Someone relying on the github license grant (ie a viewer or downloader) would still be a copyright infringer, and in turn try to use the "innocent infringement" defense (17 USC 504(c)(2)). They would fall neatly into the category of people who believed they had a license to use it. The problem, of course,is that this defense is eliminated completely by the presence of the notice. See 17 USC 401(d).

So the people who downloaded and used it would be screwed as well, despite whatever github has written here :)

(I have no evidence or position on whether the result would be different if naturalmotion knew or acquiesced explicitly to the uploading to github. But then you'd still hit the same viewing and forking rights are not the same as downloading and using rights, and it's highly unlikely you would convince a court they are the same).


> You can't give away rights you don't have.
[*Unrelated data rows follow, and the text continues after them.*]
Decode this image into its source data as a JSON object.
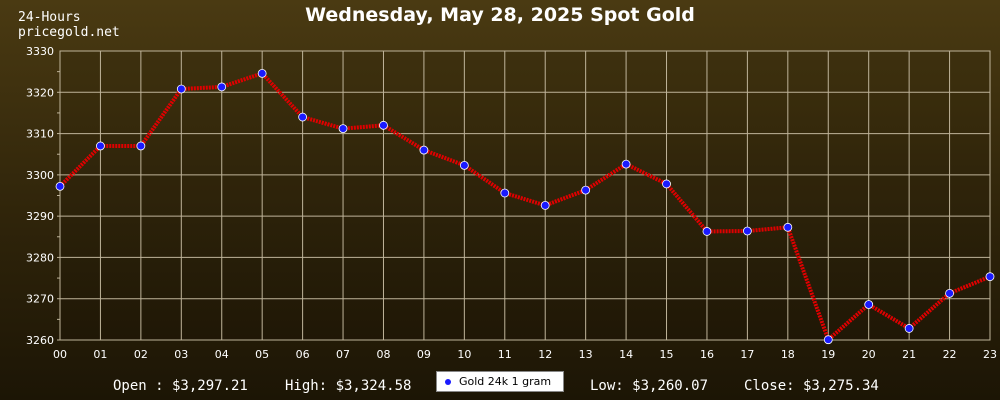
{
  "header": {
    "period": "24-Hours",
    "site": "pricegold.net",
    "title": "Wednesday, May 28, 2025 Spot Gold"
  },
  "stats": {
    "open": "Open : $3,297.21",
    "high": "High: $3,324.58",
    "low": "Low: $3,260.07",
    "close": "Close: $3,275.34"
  },
  "chart_data": {
    "type": "line",
    "categories": [
      "00",
      "01",
      "02",
      "03",
      "04",
      "05",
      "06",
      "07",
      "08",
      "09",
      "10",
      "11",
      "12",
      "13",
      "14",
      "15",
      "16",
      "17",
      "18",
      "19",
      "20",
      "21",
      "22",
      "23"
    ],
    "series": [
      {
        "name": "Gold 24k 1 gram",
        "values": [
          3297.21,
          3307.0,
          3307.0,
          3320.8,
          3321.3,
          3324.58,
          3314.0,
          3311.2,
          3312.0,
          3306.0,
          3302.3,
          3295.6,
          3292.6,
          3296.3,
          3302.6,
          3297.8,
          3286.3,
          3286.4,
          3287.3,
          3260.07,
          3268.6,
          3262.8,
          3271.3,
          3275.34
        ]
      }
    ],
    "yticks": [
      3260,
      3270,
      3280,
      3290,
      3300,
      3310,
      3320,
      3330
    ],
    "ylim": [
      3260,
      3330
    ],
    "grid": true,
    "legend_position": "bottom-center",
    "colors": {
      "line": "#e00000",
      "marker": "#1a1aff",
      "grid": "#bfb49a",
      "axis_text": "#ffffff"
    }
  }
}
Note that NaturalMotion didn't upload this, Justin did.

If Justin works for NaturalMotion, then we can argue that he has "apparent authority", even if he wouldn't otherwise have authority.


Good luck with that when naturalmotion has explicitly disclaimed granting rights :)
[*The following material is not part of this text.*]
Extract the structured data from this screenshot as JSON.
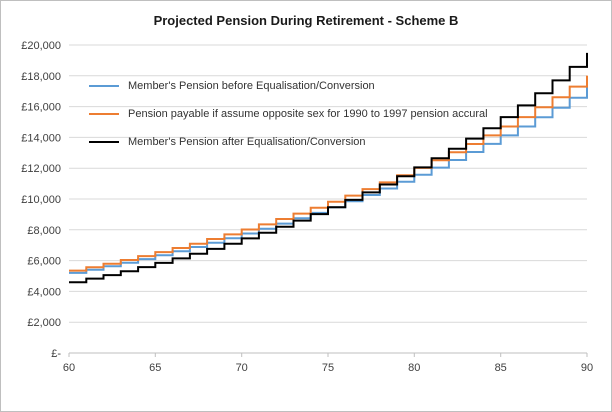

I'm no lawyer but I'm not sure that allowing others the ability to view and fork your repositories is the equivalent of granting them a real license to the code. I don't think the definition of fork implies much in the way of licensing, but I could be wrong.

I'm thinking that they are talking about forking within the GitHub infrastructure, which means having the same code in multiple locations within GitHub (as a copy). The licensing doesn't change when the code is forked.


I'm not saying that you can distribute the code or compiled code outside of GitHub. As I understand it (IANAL), it seems like you have the right to edit this repository on GitHub as long as it stays on GitHub and not redistribute it through any other avenues.

Edit: Someone mentioned that Justin uploaded this repository, and not NaturalMotion. If Justin doesn't already have the right to distribute this on GitHub, then the rights granted to you by the ToS probably don't apply.


Since you're a lawyer, can they even use the trademarked Android name like that?


I can't comment on this one, sadly. (I haven't talked to our trademarks/android folks, and don't want to speak for them).


Now it is obvious that you are a lawyer ;-)


How's this different from https://github.com/Microsoft/MIEngine?


The MI engine is Visual Studio 2015's debugger extension (it's probably going to be a lot better than my part-time effort). Android++ takes a different approach with building projects - using explicit MSBuild tasks rather than relying on ANT. Since 2015's Update 1 that's where most of the merit still remains.


Is someone find out is this "source available" or "open source"?


I wish it was for C# instead of C++. I'd like to tinker around with some phone apps, but Monos prices are too high.


Xamarin Starter Edition is free. There are some tough app size restrictions but apparently they want developers to at least be able to kick the tires!

https://xamarin.com/starter


Xamarin.


Xamarin is the company, Mono is the product, right?


Xamarin is the whole mobile environment (including framework), Mono is "just" an open source .NET implementation and a C# compiler.


then maybe kotlin is what you want ? It shares some nice features with C# and is entirely inter op with java code. Also, it is free.


The regular environment for Android is free. As is the regular environment for Windows Phone.